建築家によって提供されたテキストによる説明。北九州市門司にある定員240名の老朽化した幼稚園の改修工事です。敷地は北は広大な海、南は雄大な山々に囲まれた住宅地に位置しており、自然に恵まれています。特に、幼稚園の園庭は近くにある「みどり渓谷」の影響で、高低差が3メートル以上あるのが特徴です。既存の敷地は、自然遊具や豊かな木々が魅力的な遊び場として、共生と学びの場として子どもたちに親しまれてきました。この環境を大切にしながら、外部の自然を内部に取り込むことで、内部と外部の境界を曖昧にするデザインとなっています。
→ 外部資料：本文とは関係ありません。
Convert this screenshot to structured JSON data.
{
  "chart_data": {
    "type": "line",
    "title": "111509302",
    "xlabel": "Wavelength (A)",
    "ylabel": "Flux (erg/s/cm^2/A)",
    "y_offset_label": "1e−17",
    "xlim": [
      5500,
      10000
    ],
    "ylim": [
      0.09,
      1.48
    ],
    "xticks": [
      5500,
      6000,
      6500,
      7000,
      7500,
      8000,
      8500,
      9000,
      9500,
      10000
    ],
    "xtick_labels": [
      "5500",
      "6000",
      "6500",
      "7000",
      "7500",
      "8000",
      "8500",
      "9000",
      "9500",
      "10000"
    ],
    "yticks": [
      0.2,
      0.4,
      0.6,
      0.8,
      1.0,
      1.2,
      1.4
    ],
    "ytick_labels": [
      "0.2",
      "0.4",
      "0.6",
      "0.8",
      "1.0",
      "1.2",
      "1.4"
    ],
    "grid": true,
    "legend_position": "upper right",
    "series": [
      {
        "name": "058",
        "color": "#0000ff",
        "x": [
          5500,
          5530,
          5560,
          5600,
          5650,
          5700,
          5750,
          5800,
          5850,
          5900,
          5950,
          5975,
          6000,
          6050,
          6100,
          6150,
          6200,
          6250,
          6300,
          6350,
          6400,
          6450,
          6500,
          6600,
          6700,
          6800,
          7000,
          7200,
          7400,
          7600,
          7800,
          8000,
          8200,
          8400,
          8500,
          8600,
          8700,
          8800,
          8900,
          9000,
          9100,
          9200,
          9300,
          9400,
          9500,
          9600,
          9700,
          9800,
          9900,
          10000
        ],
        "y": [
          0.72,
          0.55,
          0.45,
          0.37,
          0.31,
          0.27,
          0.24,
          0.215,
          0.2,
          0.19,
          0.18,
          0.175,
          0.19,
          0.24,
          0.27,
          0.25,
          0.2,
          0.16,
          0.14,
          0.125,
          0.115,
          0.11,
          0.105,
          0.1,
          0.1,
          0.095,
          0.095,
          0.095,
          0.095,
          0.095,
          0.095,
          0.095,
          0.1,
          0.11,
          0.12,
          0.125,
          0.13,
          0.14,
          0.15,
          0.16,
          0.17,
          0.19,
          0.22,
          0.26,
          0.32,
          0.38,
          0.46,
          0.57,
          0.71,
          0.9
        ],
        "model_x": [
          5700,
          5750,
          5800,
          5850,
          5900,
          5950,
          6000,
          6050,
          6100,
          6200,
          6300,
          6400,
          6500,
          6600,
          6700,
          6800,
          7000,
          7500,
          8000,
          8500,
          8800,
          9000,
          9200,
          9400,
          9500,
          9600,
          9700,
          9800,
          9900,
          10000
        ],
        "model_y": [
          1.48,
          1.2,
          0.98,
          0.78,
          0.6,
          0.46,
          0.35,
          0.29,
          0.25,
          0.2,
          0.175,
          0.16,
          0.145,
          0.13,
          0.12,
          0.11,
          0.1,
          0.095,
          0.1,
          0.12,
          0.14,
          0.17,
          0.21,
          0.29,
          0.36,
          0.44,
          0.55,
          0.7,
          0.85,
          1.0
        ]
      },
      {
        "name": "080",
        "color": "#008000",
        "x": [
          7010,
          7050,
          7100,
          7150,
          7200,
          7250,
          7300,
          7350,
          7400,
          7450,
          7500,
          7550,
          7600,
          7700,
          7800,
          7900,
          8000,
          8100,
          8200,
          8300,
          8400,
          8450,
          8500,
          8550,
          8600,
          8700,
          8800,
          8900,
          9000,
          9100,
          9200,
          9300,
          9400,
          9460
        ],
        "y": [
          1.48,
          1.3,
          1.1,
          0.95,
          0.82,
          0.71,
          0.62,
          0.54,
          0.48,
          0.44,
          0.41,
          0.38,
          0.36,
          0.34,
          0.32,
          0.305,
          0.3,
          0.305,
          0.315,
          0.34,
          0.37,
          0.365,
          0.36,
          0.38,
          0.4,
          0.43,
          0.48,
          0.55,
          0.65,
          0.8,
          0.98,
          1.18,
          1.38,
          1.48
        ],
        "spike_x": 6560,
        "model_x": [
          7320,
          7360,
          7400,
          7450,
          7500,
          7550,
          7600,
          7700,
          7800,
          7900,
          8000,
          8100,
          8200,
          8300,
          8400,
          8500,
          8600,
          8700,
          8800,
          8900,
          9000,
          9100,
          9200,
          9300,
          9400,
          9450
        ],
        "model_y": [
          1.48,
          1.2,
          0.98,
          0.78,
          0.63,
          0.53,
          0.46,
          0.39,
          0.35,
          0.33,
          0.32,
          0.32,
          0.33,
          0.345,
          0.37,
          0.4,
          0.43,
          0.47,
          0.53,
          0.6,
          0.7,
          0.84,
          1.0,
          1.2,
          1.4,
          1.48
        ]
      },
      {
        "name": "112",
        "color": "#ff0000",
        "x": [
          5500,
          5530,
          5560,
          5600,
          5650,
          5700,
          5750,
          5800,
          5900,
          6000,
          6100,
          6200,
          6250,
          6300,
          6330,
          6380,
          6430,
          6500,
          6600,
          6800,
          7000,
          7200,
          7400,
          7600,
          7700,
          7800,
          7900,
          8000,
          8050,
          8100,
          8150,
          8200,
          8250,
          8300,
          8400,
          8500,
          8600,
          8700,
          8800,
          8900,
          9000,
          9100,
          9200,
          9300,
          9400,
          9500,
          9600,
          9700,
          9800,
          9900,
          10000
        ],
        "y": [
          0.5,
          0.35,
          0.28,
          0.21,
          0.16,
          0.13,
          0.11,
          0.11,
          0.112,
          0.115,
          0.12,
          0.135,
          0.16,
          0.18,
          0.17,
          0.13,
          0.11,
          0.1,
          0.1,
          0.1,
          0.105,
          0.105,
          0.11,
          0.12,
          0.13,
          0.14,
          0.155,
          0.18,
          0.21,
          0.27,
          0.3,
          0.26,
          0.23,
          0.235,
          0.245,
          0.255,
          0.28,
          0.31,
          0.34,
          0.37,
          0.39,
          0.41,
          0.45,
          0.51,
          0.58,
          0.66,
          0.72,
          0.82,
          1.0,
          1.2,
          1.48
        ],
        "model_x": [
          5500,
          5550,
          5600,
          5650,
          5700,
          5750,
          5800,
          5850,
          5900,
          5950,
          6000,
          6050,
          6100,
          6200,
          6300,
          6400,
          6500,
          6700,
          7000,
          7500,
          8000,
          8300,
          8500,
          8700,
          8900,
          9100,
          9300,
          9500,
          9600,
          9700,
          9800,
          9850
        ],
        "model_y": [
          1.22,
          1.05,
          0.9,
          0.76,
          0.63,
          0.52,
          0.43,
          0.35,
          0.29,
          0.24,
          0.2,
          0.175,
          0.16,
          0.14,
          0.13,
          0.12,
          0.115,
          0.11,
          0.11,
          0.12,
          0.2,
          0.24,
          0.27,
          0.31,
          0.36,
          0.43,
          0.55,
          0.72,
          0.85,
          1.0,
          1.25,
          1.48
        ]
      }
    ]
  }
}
全教室がグラウンドに面した1階にL字型に配置されており、子どもたちは自然とのふれあいを大切に過ごします。校庭と教室を結ぶ外廊下は日本家屋の縁側をイメージしており、一日の動線が半屋外となり、自然や天候の変化を常に体感することができます。屋根から降る雨を感じ、風がもたらす季節の移り変わりを感じます。こうした日々の体験を通して、子どもたちの感性は磨かれ、自ら考えて行動する力を育みます。
創立以来幼稚園を見守り続けてきた既存樹木を守ることを目的として、園舎内には中庭が設けられている。中庭の隣にはダイニングエリアがあり、フル開閉可能な窓があり、季節や既存の木の変化を感じながら食事を楽しむことができます。既存の木々の保存を大切にすることで、子どもたちは環境への理解と尊重の心を養い、持続可能な未来に向けて自然を大切にする意識を育みます。
近年、幼児施設では過剰な安全性や快適性を優先する傾向があります。しかし、この幼稚園は子どもたちの自主性を重視し、自由に動ける環境を整え、常に自然とのつながりを育んでいます。この取り組みにより、この建物は子どもたちの感性を育み、主体的な幼児教育を促進する役割を果たしています。